I recently returned from a jaunt to the lake to report on the Way To Go Challenge awards that recognizes businesses who participate in an alternative transportation sort of commuting contest thing. I rode my bike down there, I’ll have you know. Feel free to pat me on the back for my environmental stewardship. Anyway, story about the challenge in is tomorrow’s paper, but I’ll give you the highlights that won’t appear in the article now.
As I’m sitting waiting for the shebang to start, I see a whole crew of cool kids mosey through the doors. They didn’t look like the rest of the office-attired schmoes (or is it ‘”shmoes”?) in the room. They weren’t wearing ties or loafers or floral skirts. In they roll, hats cocked to the side, shorts sagging, sneakers flopping off their feet. They certainly didn’t look like any “business professionals” I’d ever seen. But then I caught a glimpse of their nametags. Their choice of togs became immediately clear. They worked for Burton, local snowboard giant and ultimate arbiter of all things cool. I was totally stoked to see them there. I was hoping that after the awards ceremony we could go bust some huge air for a session and then maybe go jib in the Burton parking lot for a bit. Word.
It’s not like we have a strict dress code here at the Free Press. Please. There are men who think nothing of wearing khaki shorts (pleated, no less) and white gym socks during the summer. Jeans are not just reserved for “casual Friday,” which incidentally was the worst sartorial idea in the world, as it ushered in the golf shirt era. I myself have been known to wear a loud hoodie to work every so often and I’ve entertained the idea of showing up in my jim-jams to see if anyone noticed. Currently, I’m wearing flip-flops and my toenails are not painted. GASP.

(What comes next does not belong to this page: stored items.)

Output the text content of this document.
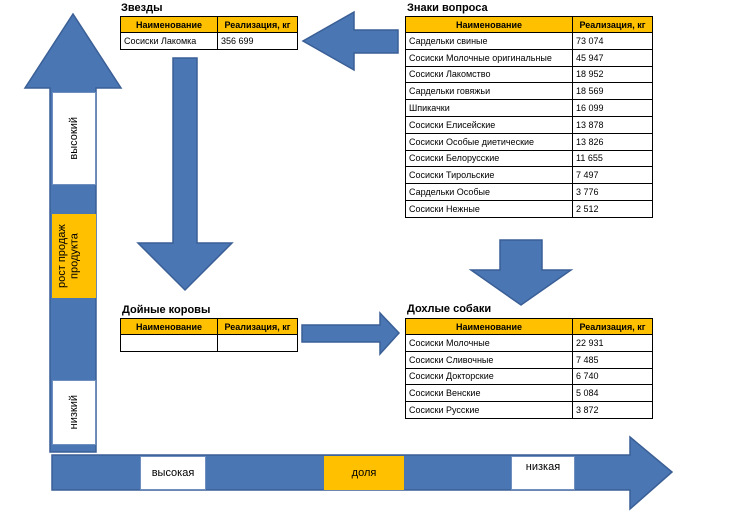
высокий
рост продаж продукта
низкий
высокая	доля	низкая
Звезды
Наименование	Реализация, кг
Сосиски Лакомка	356 699
Знаки вопроса
Наименование	Реализация, кг
Сардельки свиные	73 074
Сосиски Молочные оригинальные	45 947
Сосиски Лакомство	18 952
Сардельки говяжьи	18 569
Шпикачки	16 099
Сосиски Елисейские	13 878
Сосиски Особые диетические	13 826
Сосиски Белорусские	11 655
Сосиски Тирольские	7 497
Сардельки Особые	3 776
Сосиски Нежные	2 512
Дойные коровы
Наименование	Реализация, кг

Дохлые собаки
Наименование	Реализация, кг
Сосиски Молочные	22 931
Сосиски Сливочные	7 485
Сосиски Докторские	6 740
Сосиски Венские	5 084
Сосиски Русские	3 872
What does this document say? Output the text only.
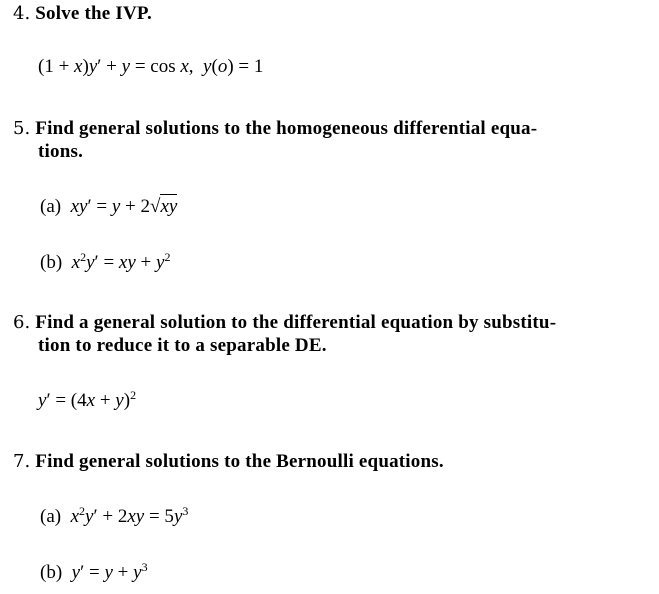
4. Solve the IVP.
(1 + x)y′ + y = cos x,  y(o) = 1
5. Find general solutions to the homogeneous differential equa-
tions.
(a) xy′ = y + 2√xy
(b) $x^2y'$ = xy + $y^2$
6. Find a general solution to the differential equation by substitu-
tion to reduce it to a separable DE.
$y' = (4x + y)^2$
7. Find general solutions to the Bernoulli equations.
(a) $x^2y' + 2xy = 5y^3$
(b) $y' = y + y^3$
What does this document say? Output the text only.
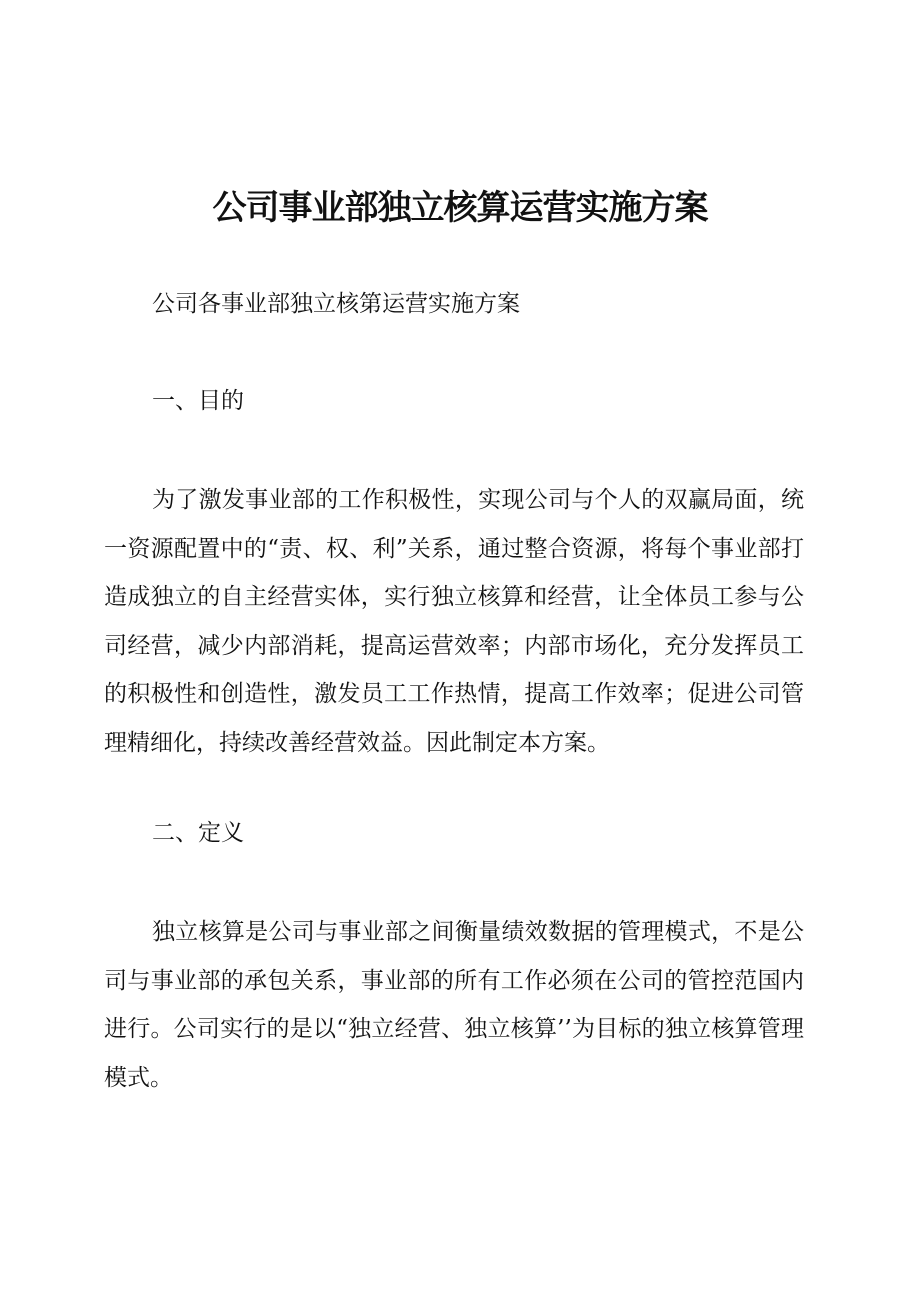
公司事业部独立核算运营实施方案

公司各事业部独立核第运营实施方案

一、目的

为了激发事业部的工作积极性，实现公司与个人的双赢局面，统一资源配置中的“责、权、利”关系，通过整合资源，将每个事业部打造成独立的自主经营实体，实行独立核算和经营，让全体员工参与公司经营，减少内部消耗，提高运营效率；内部市场化，充分发挥员工的积极性和创造性，激发员工工作热情，提高工作效率；促进公司管理精细化，持续改善经营效益。因此制定本方案。

二、定义

独立核算是公司与事业部之间衡量绩效数据的管理模式，不是公司与事业部的承包关系，事业部的所有工作必须在公司的管控范国内进行。公司实行的是以“独立经营、独立核算’’为目标的独立核算管理模式。
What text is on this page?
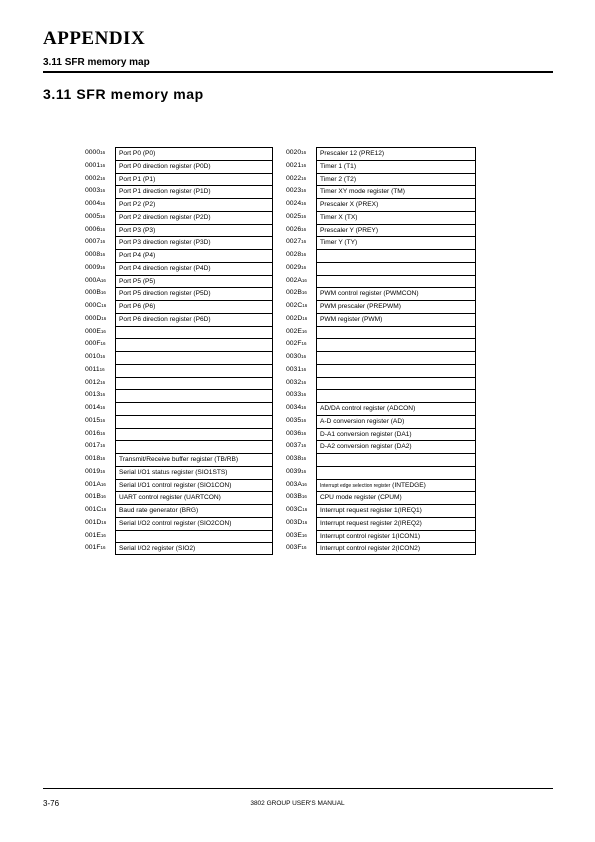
APPENDIX
3.11 SFR memory map
3.11 SFR memory map
000016	Port P0 (P0)
000116	Port P0 direction register (P0D)
000216	Port P1 (P1)
000316	Port P1 direction register (P1D)
000416	Port P2 (P2)
000516	Port P2 direction register (P2D)
000616	Port P3 (P3)
000716	Port P3 direction register (P3D)
000816	Port P4 (P4)
000916	Port P4 direction register (P4D)
000A16	Port P5 (P5)
000B16	Port P5 direction register (P5D)
000C16	Port P6 (P6)
000D16	Port P6 direction register (P6D)
000E16
000F16
001016
001116
001216
001316
001416
001516
001616
001716
001816	Transmit/Receive buffer register (TB/RB)
001916	Serial I/O1 status register (SIO1STS)
001A16	Serial I/O1 control register (SIO1CON)
001B16	UART control register (UARTCON)
001C16	Baud rate generator (BRG)
001D16	Serial I/O2 control register (SIO2CON)
001E16
001F16	Serial I/O2 register (SIO2)
002016	Prescaler 12 (PRE12)
002116	Timer 1 (T1)
002216	Timer 2 (T2)
002316	Timer XY mode register (TM)
002416	Prescaler X (PREX)
002516	Timer X (TX)
002616	Prescaler Y (PREY)
002716	Timer Y (TY)
002816
002916
002A16
002B16	PWM control register (PWMCON)
002C16	PWM prescaler (PREPWM)
002D16	PWM register (PWM)
002E16
002F16
003016
003116
003216
003316
003416	AD/DA control register (ADCON)
003516	A-D conversion register (AD)
003616	D-A1 conversion register (DA1)
003716	D-A2 conversion register (DA2)
003816
003916
003A16	Interrupt edge selection register (INTEDGE)
003B16	CPU mode register (CPUM)
003C16	Interrupt request register 1(IREQ1)
003D16	Interrupt request register 2(IREQ2)
003E16	Interrupt control register 1(ICON1)
003F16	Interrupt control register 2(ICON2)
3-76	3802 GROUP USER'S MANUAL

The Burton crew was something else though. It must be nice to where WHATEVER you like to work, so long as it’s made by Burton, Analog or Gravis, and so long as the clothing incorporates the entire spectrum of neon colors. For some reason, I find it hard to take people seriously who are wearing bright logo T-shirts and oversized flat-brim ball caps in business settings. I realize that these are “creative people” in a “creative field,” but perhaps it’s just my fuddy-duddy-ness peaking through. Or maybe I’m just jealous that I’m not cool enough to rock those threads. The occasional outing of my checkerboard Vans is all I feel I can get away with here.
Maybe I’ll take a fashion cue from the Burtonians. But if you see me tomorrow stylishly outfitted in a blaze orange T-shirt emblazoned with a ghetto blaster, some garish plaid shorts and a lime-green porkpie hat while begging for change in City Hall park, you’ll know what happened.